Não sei, com certeza, o que esse gaúcho de Santa Maria obteve de positivo, até este instante, em seu duro trabalho. Sei que tem trabalhado muito. Para se ter uma ideia, de acordo com o último Censo, de 2010 (o Censo só se faz de dez em dez anos), são 1.393.314 pessoas, distribuídas em 763 favelas. Reside, nessas comunidades, 22% da população. Esse percentual, claro, cresceu de 2010 para cá.
Quando degustávamos o café da manhã, numa das conhecidas padarias do Leblon, por volta das 8h, minha mulher me chamou a atenção para a chegada ao local desse homem de bem. Como o tenho acompanhado pela imprensa escrita, falada e televisada, não resisti ao impulso, e fomos – os dois – a seu encontro. Ao nos aproximarmos de sua mesa (estava ao lado da mulher), vimos a expressão de alguém fatigado e abatido. O abatimento, especialmente naquele dia, se devia ao triste episódio ocorrido na véspera, no Hospital Souza Aguiar, quando o traficante Fat Family foi resgatado por 23 de seus muitos comparsas.
Feitas as respectivas apresentações, disse-lhe que eu e minha mulher estávamos ali porque o reconhecimento anônimo pelos serviços prestados é, sem dúvida, o melhor pagamento que deve esperar um servidor público que cumpre seu dever. E ele é um deles. Beltrame agradeceu os elogios, mas nos disse, em seguida, que se sente sozinho na tarefa hercúlea que assumiu. E, simultaneamente, sinalizando com uma das mãos, deu-nos a entender que estava prestes “a dar o fora”. A imprensa, depois, confirmou que ele ficará até o fim das Olimpíadas.
Beltrame me fez lembrar o alerta que contém a frase “o cansaço dos bons”, usada por muita gente importante. Uma delas: Martin Luther King, que dizia que o que mais o incomodava era o “silêncio dos bons”. Mais recentemente, o psiquiatra argentino Roberto Almada adotou-a como título de um de seus livros, que trata do desgaste profissional e emocional do ser humano. Segundo ele, para o bem da humanidade, o grande desafio é impedir que os bons se cansem.
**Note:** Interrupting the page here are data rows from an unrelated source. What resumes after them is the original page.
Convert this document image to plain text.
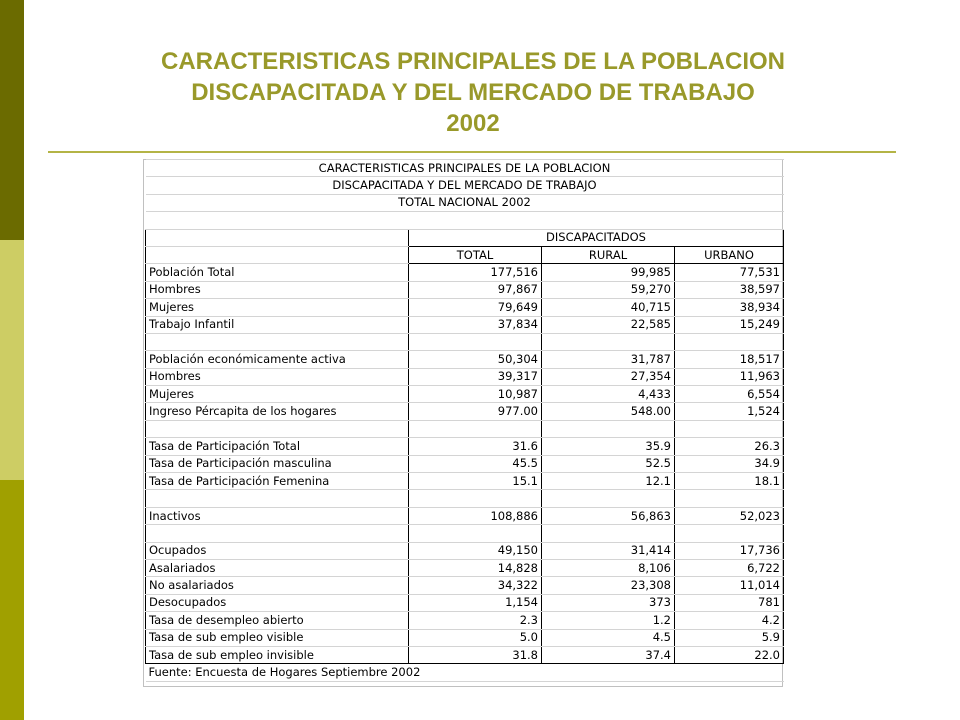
CARACTERISTICAS PRINCIPALES DE LA POBLACION
DISCAPACITADA Y DEL MERCADO DE TRABAJO
2002
CARACTERISTICAS PRINCIPALES DE LA POBLACION			
DISCAPACITADA Y DEL MERCADO DE TRABAJO			
TOTAL NACIONAL 2002			

	DISCAPACITADOS		
	TOTAL	RURAL	URBANO
Población Total	177,516	99,985	77,531
Hombres	97,867	59,270	38,597
Mujeres	79,649	40,715	38,934
Trabajo Infantil	37,834	22,585	15,249

Población económicamente activa	50,304	31,787	18,517
Hombres	39,317	27,354	11,963
Mujeres	10,987	4,433	6,554
Ingreso Pércapita de los hogares	977.00	548.00	1,524

Tasa de Participación Total	31.6	35.9	26.3
Tasa de Participación masculina	45.5	52.5	34.9
Tasa de Participación Femenina	15.1	12.1	18.1

Inactivos	108,886	56,863	52,023

Ocupados	49,150	31,414	17,736
Asalariados	14,828	8,106	6,722
No asalariados	34,322	23,308	11,014
Desocupados	1,154	373	781
Tasa de desempleo abierto	2.3	1.2	4.2
Tasa de sub empleo visible	5.0	4.5	5.9
Tasa de sub empleo invisible	31.8	37.4	22.0
Fuente: Encuesta de Hogares Septiembre 2002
Estamos outra vez, hoje, diante desse desafio, quando o noticiário sobre o envolvimento de agentes públicos e empresários na corrupção conseguiu superar aquele que trata da violência no trânsito ou no tráfico. Só no Rio, por exemplo, um motorista é roubado a cada três minutos. Sobre o que ocorre no tráfico, o jornalista inglês Misha Glenny, que residiu na favela da Rocinha por três meses, retirou de lá elementos para escrever o livro “O Dono do Morro”, sobre o traficante Nem. Misha afirma que viu o mesmo acontecer no Leste Europeu, quando da queda do comunismo: “Quando o Estado é fraco, o crime organizado avança”.
O prefeito Eduardo Paes, mais boquirroto que gestor, em sua diatribe contra o governo que ajudou a eleger, concordou com Misha Glenny quando este, em entrevista a Mário Sérgio Conti, disse que não teme atentados nas Olimpíadas. Os chefes do tráfico contarão com um bom mercado… O problema é o “após” (expressão do inglês Misha), quando a crise política e econômica mostrar, enfim, sua cara. Será terrível!